剣を持たぬまま、彼は真っ直ぐにソラスを見据えた。そこにあるのは、焦りでも、恐怖でもなく、純粋な観察と判断。騎士として、最後まで状況を見極める目だった。
「ソラスーー何がしたいんだ」
魔力を練るソラスは祈りの形を解くと、両手を伸ばし、動かぬ騎士それぞれの方に向けた。それは誰かを呪うための行動ではなく、ただ純粋に、迫る危険を止める時の形だった。
「ごめんなさい」
あまりにも穏やかで、聞き慣れた声。
「でも、私の話を聞いて欲しいんです」
伸びた影が、二人の足首から膝へ、そして腿へと、ゆっくり遠慮がちに這い上がる。関節を固定し、力の逃げ場を奪っていく。
「ですから、安心してください」
ソラスの言葉は、ほとんど哀願に近い響きを持っていた。
「痛くはありません。怖い思いもさせません」
今にも涙が零れ落ちそうに揺れる、青い瞳。
「少しだけ……少しだけ、動かないで下さい」
「勝手なことを言うな!」
ユスティナが声を荒らげる。
「暴力を振るっている自覚がないのか!」
影は、今度は彼女の腕まで這い上がってきた。ゆっくりと、けれど確実に関節を固定し、抵抗する術を封じていく。

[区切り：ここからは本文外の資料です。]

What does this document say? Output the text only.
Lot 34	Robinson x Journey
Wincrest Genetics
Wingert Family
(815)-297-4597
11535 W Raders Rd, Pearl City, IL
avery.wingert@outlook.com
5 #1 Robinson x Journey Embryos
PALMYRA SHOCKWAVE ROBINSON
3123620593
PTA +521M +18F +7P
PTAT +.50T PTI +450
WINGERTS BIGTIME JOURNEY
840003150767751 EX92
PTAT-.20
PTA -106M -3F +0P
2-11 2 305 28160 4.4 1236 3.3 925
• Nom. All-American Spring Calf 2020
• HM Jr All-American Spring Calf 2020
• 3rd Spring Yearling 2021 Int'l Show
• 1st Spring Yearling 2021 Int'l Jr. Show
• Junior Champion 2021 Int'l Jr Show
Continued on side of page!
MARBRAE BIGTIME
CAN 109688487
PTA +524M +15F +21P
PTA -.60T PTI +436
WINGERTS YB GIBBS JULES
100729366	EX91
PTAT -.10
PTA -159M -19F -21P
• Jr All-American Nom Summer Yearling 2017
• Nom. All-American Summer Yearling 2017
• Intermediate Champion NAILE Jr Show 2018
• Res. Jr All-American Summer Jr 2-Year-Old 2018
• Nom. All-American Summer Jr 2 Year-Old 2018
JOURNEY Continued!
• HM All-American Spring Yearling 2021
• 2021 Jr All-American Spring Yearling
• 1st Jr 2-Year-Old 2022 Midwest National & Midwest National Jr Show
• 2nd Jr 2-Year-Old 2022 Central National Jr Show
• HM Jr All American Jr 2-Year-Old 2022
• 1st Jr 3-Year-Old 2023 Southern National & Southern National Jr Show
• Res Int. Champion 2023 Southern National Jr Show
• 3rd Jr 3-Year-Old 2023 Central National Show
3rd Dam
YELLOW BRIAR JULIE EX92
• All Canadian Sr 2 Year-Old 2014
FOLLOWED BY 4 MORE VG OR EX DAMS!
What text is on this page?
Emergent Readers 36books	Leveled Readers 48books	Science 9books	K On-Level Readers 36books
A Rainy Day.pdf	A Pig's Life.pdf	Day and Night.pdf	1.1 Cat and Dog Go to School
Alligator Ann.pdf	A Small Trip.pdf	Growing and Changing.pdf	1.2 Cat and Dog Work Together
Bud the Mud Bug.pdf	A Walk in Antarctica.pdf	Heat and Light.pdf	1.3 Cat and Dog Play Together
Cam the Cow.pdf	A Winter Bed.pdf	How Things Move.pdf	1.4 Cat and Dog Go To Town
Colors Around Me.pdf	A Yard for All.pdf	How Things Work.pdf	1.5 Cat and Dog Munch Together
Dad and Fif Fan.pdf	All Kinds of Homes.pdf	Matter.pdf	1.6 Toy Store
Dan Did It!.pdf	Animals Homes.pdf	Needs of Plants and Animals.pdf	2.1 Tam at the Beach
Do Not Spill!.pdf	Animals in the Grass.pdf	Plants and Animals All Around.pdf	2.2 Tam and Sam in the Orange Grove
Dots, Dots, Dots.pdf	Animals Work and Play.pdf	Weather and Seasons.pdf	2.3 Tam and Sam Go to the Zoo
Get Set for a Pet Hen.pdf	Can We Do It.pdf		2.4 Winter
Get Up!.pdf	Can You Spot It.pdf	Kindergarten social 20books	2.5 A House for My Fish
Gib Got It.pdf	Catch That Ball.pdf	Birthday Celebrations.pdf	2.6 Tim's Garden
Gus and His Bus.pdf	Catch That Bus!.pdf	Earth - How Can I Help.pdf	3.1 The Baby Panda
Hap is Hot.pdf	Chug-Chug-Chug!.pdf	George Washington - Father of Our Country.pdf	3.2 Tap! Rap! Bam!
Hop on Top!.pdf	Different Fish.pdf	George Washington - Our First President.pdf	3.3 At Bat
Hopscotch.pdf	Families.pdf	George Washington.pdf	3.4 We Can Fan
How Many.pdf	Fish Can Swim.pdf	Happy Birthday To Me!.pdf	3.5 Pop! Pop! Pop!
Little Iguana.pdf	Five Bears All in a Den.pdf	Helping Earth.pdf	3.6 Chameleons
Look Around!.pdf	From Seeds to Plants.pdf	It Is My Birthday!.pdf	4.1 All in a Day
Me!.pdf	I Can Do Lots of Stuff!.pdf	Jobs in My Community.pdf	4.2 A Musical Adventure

「あなた達は、優しすぎるから。……優しすぎて、弱すぎる」
艶やかな唇を一度だけ、噛む。
「私に、本気で剣を振るうことなんて、出来もしないのに」
声が、かすかに震え始めた。
「それでも、私を止めようとする。それは、あなた達がただ苦しむだけです。私に拒絶されるたびに、あなた達の心が傷つくのを見たくない」
フラスニイルは、地を這う唸り声を上げた。
「だからこそ、我々はここにいるんだ。君一人に、その重荷を背負わせないために……!」
影が胸元まで這い上がり、呼吸がわずかに苦しくなる。その様子を見たソラスは、慌てたように半ばまで手を下ろした。
「これ以上はしません。苦しいから」
影の侵食がぴたりと止まる。
「息は出来ます。心臓も、動いています。……私は、命を縛るつもりなんてありません」
少女の指が微かに開かれる。ユスティナは荒い息を吐きながら、憎しみの混じった目で彼女を睨みつけた。
「……これが、お前の言う”善”か?」
ソラスは唇を強く噛みしめた。
「違います。これは……」
一瞬、迷いが生じた。けれど、すぐに新たな答えを見つけ出した。
「これは、保護です」
二人の目が、絶望と共に大きく見開かれた。
「あなた達は、正しさのために傷つき、最後には壊れてしまう。だから――」
ソラスは、彼らに一歩近づいた。彼女の足元だけは、影が避けるようにして静止している。
「私が、止めます。あなた達が、これ以上、正しいことのために苦しまなくていいように」
反論を許さない、静かな意志。フラスニイルは、掠れた声で呟いた。
「……君は、もう――」
その先を言おうとして、言葉が続かなかった。その続きが、目の前の少女を最も深く傷つけるナイフであることを理解してしまったからだ。それでも、ソラスは静かに首を横に振った。
「いいえ。私は、何も変わっていません。……たぶん、昔からこうだったんです。ただ」
彼女は一度言葉を切り、悲しげに目を伏せた。
「自分に出来ることが、少し増えてしまった。それだけなんです」
ソラスの操る影が、完全に二人を包み込んだ。もはや指一本動かせない。剣も、拳も、叫びさえも届かない。少女は深く、深く頭を下げた。
「いつか、すべてを元に戻します。……それまで、どうか、何も考えずに休んでいて下さい」
それは心からの祈りであり、同時に、慈悲という名の残酷な宣告だった。
騎士二人は悟った。少女の中に、悪意はない。敵意もない。目の前にいるのは、略奪を繰り返す暴君でも、世界を滅ぼす魔王でもない。ただ、純粋な善意で騎士二人を完全に封じ込める、誰よりも優しく、誰よりも危険な存在なのだと。塔の外で、黒猫が短く、冷ややかに鳴いた。